1. La questione ucraina va ripercorsa dal suo inizio. 

E lo faremo riassumendo i passaggi fondamentali del noto post di Riccardo Seremedi "Ucraina Dies Irae" (che in effetti è un quasi-trattato sulla materia, data l'enorme ed esauriente mole di notizie, links e connessioni che vi sono contenute). 

E dunque:

a) La crisi ucraina – come si ricorderà - è iniziata con il rifiuto del presidente Yanukovich di aderire all'Accordo di Libero Scambio (DCFTA) di fine novembre 2013 a Vilnius; sono seguite giornate convulse nelle quali la cosidetta “Euromaidan” si è popolata magicamente di persone, spesso reclutate per pochi dollari l'ora, con migliaia di vessilli UE nuovi di zecca spuntati da chissà dove...

b) Ma "a  rovinare gli €uro-piani è arrivato Putin – proprio lui – il Mostro, che si è permesso di negare un “radioso e prospero avvenire” al nobile popolo ucraino; è successo che, verso la metà del dicembre scorso (2013), il presidente russo ha staccato un assegno da 15 miliardi di dollari per consentire al Paese di salvarsi dalla bancarotta ed ha ridotto il prezzo del gas da 400 a 268,5 dollari per metri cubi, surrogando con i fatti le biascicate promesse di aiuto finanziario dell'Unione Europea, sempre subordinate, va da sé, alle famose “riforme strutturali”.

c) Oltre al prestito e allo sconto sul gas, Putin ha anche firmato 14 accordi che stabiliscono il quadro giuridico per progetti nell'hi-tech (spazio, aeronautica, energia nucleare) e un nuovo porto multimodale sullo Stretto di Kerch; per tutta risposta il Ministro degli Esteri svedese Carl Bildt ha dichiarato che “i prestiti di emergenza russi rischiano di ritardare ulteriormente le urgenti riforme economiche e la necessaria modernizzazione dell'Ucraina nell'UE. Il declino potrebbe continuare”.

 

2. Una prima notazione: fin dall'inizio, quindi, si trattava di estendere all'Ucraina, - lo volesse o meno con decisione del suo governo (al tempo) democraticamente eletto-, un'area di libero scambio, esplicitamente definita come tale dall'€uropa, e di promuovere il fantastico "efficientamento" che deriva dall'adozione delle indispensabili RIFORME STRUTTURALI..e, immancabilmente, "liberali". Le vedremo poi in particolare, secondo la concezione che ci fornisce lo stesso FMI.

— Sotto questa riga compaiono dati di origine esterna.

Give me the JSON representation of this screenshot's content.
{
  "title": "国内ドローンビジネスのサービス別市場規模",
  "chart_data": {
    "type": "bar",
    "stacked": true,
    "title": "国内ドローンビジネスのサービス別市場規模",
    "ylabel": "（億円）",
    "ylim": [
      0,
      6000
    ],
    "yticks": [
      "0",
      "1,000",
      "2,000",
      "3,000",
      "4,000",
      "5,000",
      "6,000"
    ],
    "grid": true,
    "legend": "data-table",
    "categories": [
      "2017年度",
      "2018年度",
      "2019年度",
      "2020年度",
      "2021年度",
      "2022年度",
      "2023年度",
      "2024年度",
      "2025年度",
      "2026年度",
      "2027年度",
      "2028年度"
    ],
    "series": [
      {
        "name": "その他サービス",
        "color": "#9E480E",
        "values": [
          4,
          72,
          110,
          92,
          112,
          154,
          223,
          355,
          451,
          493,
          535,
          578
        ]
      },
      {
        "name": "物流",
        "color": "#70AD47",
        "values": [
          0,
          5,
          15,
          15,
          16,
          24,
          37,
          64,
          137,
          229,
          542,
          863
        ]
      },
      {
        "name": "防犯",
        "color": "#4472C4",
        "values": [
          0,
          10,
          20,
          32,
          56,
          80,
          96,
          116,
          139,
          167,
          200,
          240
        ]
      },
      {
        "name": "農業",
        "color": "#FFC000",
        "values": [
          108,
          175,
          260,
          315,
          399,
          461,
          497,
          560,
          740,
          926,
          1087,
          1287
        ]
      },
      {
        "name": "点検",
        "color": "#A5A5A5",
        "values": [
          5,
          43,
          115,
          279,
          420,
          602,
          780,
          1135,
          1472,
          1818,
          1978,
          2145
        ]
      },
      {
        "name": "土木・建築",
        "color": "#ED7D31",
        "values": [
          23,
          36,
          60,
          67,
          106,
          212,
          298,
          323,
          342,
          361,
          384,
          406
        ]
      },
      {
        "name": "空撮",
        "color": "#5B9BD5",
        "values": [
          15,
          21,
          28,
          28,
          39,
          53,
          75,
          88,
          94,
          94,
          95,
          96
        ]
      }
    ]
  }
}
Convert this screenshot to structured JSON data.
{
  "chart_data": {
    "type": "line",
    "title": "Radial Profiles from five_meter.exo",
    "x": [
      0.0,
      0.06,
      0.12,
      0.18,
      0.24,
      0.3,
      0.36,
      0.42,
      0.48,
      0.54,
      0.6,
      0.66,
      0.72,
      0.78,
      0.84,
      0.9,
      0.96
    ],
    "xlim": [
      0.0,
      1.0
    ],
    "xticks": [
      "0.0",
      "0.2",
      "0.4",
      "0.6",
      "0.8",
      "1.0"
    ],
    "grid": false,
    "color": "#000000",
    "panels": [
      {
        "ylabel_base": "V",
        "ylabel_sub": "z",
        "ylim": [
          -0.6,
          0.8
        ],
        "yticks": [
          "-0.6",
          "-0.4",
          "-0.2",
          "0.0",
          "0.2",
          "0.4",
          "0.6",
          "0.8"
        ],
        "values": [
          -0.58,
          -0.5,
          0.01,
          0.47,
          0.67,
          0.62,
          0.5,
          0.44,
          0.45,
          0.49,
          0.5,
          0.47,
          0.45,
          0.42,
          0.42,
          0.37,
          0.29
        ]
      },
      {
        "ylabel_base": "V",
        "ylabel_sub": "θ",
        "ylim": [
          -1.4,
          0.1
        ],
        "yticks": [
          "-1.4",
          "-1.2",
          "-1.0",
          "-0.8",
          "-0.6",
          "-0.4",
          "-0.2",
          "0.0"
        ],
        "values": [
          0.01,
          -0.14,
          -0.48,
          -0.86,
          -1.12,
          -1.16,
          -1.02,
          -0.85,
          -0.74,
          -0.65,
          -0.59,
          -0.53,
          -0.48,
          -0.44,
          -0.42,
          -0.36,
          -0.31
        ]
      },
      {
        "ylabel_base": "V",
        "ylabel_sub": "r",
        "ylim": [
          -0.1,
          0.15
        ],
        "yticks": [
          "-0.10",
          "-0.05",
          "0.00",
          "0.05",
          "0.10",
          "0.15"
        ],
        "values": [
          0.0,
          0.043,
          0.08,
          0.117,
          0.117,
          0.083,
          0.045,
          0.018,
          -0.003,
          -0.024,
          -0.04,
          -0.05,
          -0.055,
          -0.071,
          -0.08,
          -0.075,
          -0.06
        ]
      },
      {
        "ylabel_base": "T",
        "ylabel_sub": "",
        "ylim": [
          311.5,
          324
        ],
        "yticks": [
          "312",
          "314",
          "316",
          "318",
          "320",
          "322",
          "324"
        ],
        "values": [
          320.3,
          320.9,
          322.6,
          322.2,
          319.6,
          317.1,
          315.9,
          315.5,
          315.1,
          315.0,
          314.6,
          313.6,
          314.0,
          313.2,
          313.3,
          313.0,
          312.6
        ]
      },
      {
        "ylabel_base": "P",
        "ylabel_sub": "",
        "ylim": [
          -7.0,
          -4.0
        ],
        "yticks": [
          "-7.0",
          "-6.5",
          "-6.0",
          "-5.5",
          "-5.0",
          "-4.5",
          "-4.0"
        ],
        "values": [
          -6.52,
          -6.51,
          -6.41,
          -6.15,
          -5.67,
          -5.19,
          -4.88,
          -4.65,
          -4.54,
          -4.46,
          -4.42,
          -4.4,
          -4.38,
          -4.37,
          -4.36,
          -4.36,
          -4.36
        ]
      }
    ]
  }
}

"La più accentuata importanza del ruolo di quest'ultimo, nel caso Ucraina, ci rende conto del perchè, più che proprio dell'Unione Europea – segnatamente della Germania –, l'interesse occidentale nella querelle ucraina tenda a confondersi con quello degli Stati Uniti, in prospettiva NATO.

Nel suo libro “La Grande Scacchiera” (1997), il politologo polacco-statunitense Zbigniew Brzezinski scrive: Senza l'Ucraina, la Russia non è altro che una grande potenza asiatica. Se la Russia riprende il controllo dell'Ucraina, dei suoi 52 milioni di abitanti, delle ricchezze del sottosuolo e del suo accesso al Mar Nero, essa ritornerà ad essere una grande potenza che si estende su Europa e Asia...

 

3. Questo quadro geo-politico ci consente di capire i successivi eventi alla luce di questo fondamentale meccanismo: la supremazia del paradigma USA-FMI-UE-UEM, non è la tensione all'affermazione della democrazia contrapposta a "luoghi" dove si vìolino (necessariamente) i diritti umani fondamentali, ma è piuttosto quella all'affermazione dell' "ordine mondiale dei mercati" come bene supremo, che non ammette deviazioni e resistenze. 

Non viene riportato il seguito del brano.